TX-32 (Rep. Colin Allred, D-Dallas)

2016 presidential margin: Clinton +1.8

2018 U.S. Senate margin: O’Rourke +10.6

2018 incumbent margin: Allred +6.5

Once the district of the blue-blood Republican set of Dallas, the central question of this race is whether it will even be competitive this fall.

No Democrat bothered to challenge then-U.S. Rep. Pete Sessions in 2016. Two years later, former NFL player Colin Allred took down Sessions by a larger-than-expected 7-point margin.

Eighteen months into his first term, Allred reported just under $3 million in cash on hand. His challenger — Genevieve Collins, a former executive at the education technology company Istation — is an able fundraiser with $1.1 million in cash on hand. Unlike Allred, she had to deal with a competitive March primary.

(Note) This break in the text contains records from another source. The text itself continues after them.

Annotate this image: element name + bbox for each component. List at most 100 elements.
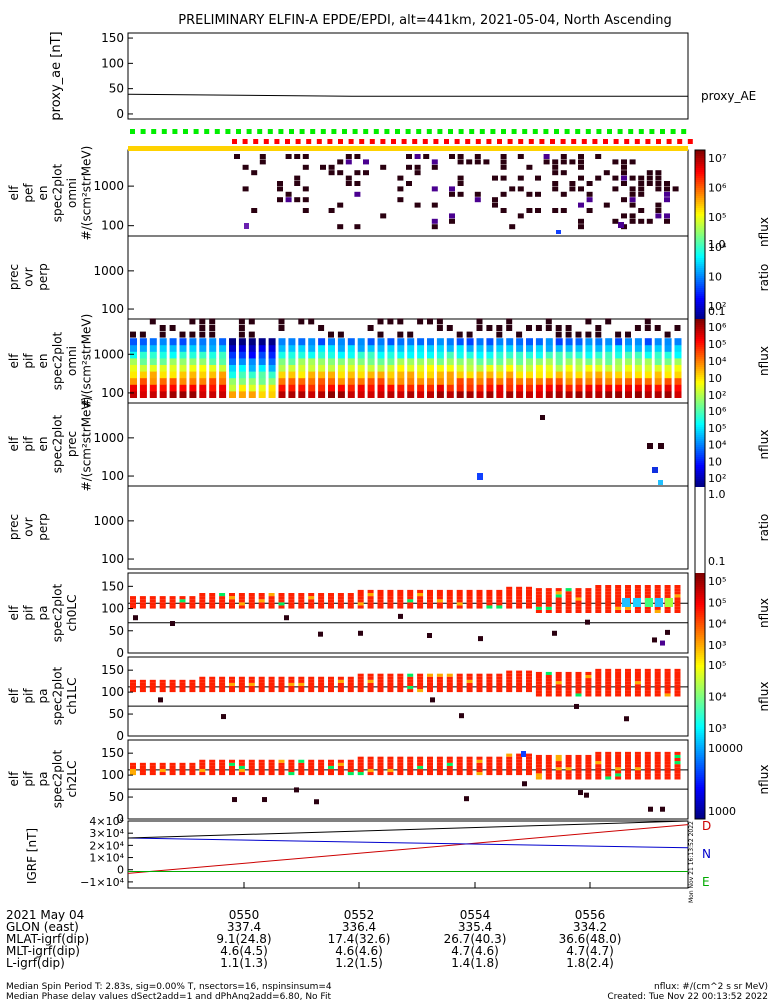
spec-cell — [432, 219, 438, 224]
pa-cell — [665, 684, 671, 687]
pa-cell — [536, 678, 542, 681]
spec-cell — [277, 181, 283, 186]
pa-cell — [506, 599, 512, 602]
colorbar-tick: 10² — [708, 472, 726, 485]
xtick-l: 1.8(2.4) — [566, 956, 614, 970]
pa-cell — [477, 593, 483, 596]
spec-cell — [585, 365, 592, 372]
pa-cell — [526, 683, 532, 686]
pa-cell — [447, 683, 453, 686]
pa-cell — [368, 596, 374, 599]
colorbar-label: nflux — [757, 598, 771, 628]
colorbar-strip — [695, 707, 705, 709]
pa-cell — [130, 686, 136, 689]
colorbars: 10⁷10⁶10⁵10⁴10⁳10²nflux1.00.1ratio10⁶10⁵… — [695, 150, 771, 819]
pa-cell — [348, 760, 354, 763]
spec-cell — [496, 351, 503, 358]
flag-red — [667, 139, 672, 144]
pa-cell — [427, 677, 433, 680]
colorbar-tick: 10⁵ — [708, 596, 726, 609]
pa-cell — [665, 669, 671, 672]
spec-cell — [387, 318, 393, 324]
pa-cell — [506, 602, 512, 605]
spec-cell — [536, 358, 543, 365]
pa-cell — [546, 687, 552, 690]
spec-cell — [477, 358, 484, 365]
spec-cell — [387, 371, 394, 378]
spec-cell — [458, 154, 464, 159]
pa-cell — [536, 675, 542, 678]
pa-cell — [546, 755, 552, 758]
pa-cell — [150, 763, 156, 766]
spec-cell — [605, 365, 612, 372]
colorbar-strip — [695, 152, 705, 154]
pa-cell — [199, 763, 205, 766]
spec-cell — [358, 345, 365, 352]
spec-cell — [437, 391, 444, 398]
xaxis-row-label: L-igrf(dip) — [6, 956, 65, 970]
spec-cell — [458, 159, 464, 164]
pa-cell — [308, 605, 314, 608]
pa-cell — [635, 770, 641, 773]
spec-cell — [259, 358, 266, 365]
flag-red — [603, 139, 608, 144]
pa-cell — [635, 669, 641, 672]
spec-cell — [638, 219, 644, 224]
pa-cell — [526, 757, 532, 760]
pa-cell — [477, 602, 483, 605]
spec-cell — [655, 186, 661, 191]
colorbar-strip — [695, 234, 705, 236]
pa-cell — [378, 590, 384, 593]
pa-cell — [298, 763, 304, 766]
pa-cell — [160, 766, 166, 769]
pa-cell — [546, 773, 552, 776]
pa-cell — [288, 593, 294, 596]
pa-cell — [516, 766, 522, 769]
colorbar-strip — [695, 375, 705, 377]
pa-cell — [605, 604, 611, 607]
elfin-summary-plot: PRELIMINARY ELFIN-A EPDE/EPDI, alt=441km… — [0, 0, 775, 1000]
colorbar-strip — [695, 393, 705, 395]
spec-cell — [675, 378, 682, 385]
flag-green — [628, 129, 633, 134]
spec-cell — [358, 351, 365, 358]
pa-cell — [209, 686, 215, 689]
pa-cell — [635, 761, 641, 764]
pa-cell — [655, 607, 661, 610]
spec-cell — [130, 358, 137, 365]
pa-cell — [229, 602, 235, 605]
colorbar-strip — [695, 595, 705, 597]
pa-cell — [170, 605, 176, 608]
pa-cell — [249, 689, 255, 692]
colorbar-strip — [695, 465, 705, 467]
pa-cell — [655, 758, 661, 761]
spec-cell — [496, 378, 503, 385]
spec-cell — [625, 371, 632, 378]
spec-cell — [437, 384, 444, 391]
spec-cell — [288, 384, 295, 391]
pa-cell — [288, 769, 294, 772]
spec-cell — [437, 371, 444, 378]
flag-green — [278, 129, 283, 134]
spec-cell — [427, 371, 434, 378]
pa-cell — [229, 599, 235, 602]
spec-cell — [635, 358, 642, 365]
colorbar-strip — [695, 302, 705, 304]
spec-cell — [526, 371, 533, 378]
colorbar-strip — [695, 589, 705, 591]
spec-cell — [447, 391, 454, 398]
colorbar-strip — [695, 419, 705, 421]
pa-cell — [516, 671, 522, 674]
spec-cell — [189, 365, 196, 372]
xtick-l: 1.2(1.5) — [335, 956, 383, 970]
colorbar-strip — [695, 385, 705, 387]
panel-label: ch1LC — [65, 678, 79, 715]
pa-cell — [605, 675, 611, 678]
pa-cell — [655, 693, 661, 696]
spec-cell — [576, 332, 582, 338]
pa-cell — [477, 766, 483, 769]
spec-cell — [477, 345, 484, 352]
pa-cell — [427, 763, 433, 766]
spec-cell — [665, 384, 672, 391]
pa-cell — [605, 607, 611, 610]
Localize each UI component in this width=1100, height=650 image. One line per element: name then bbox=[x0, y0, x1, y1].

Republicans acknowledge the national environment needs to improve for this seat to look more winnable. But they think they have a strong candidate under the circumstances with Collins, a fresh face after Sessions’ long tenure who brings a background in business and education, two issues that play well to the voters they need the most.

Plus, Collins also has demonstrated significant self-funding capability, loaning herself close to $500,000 so far.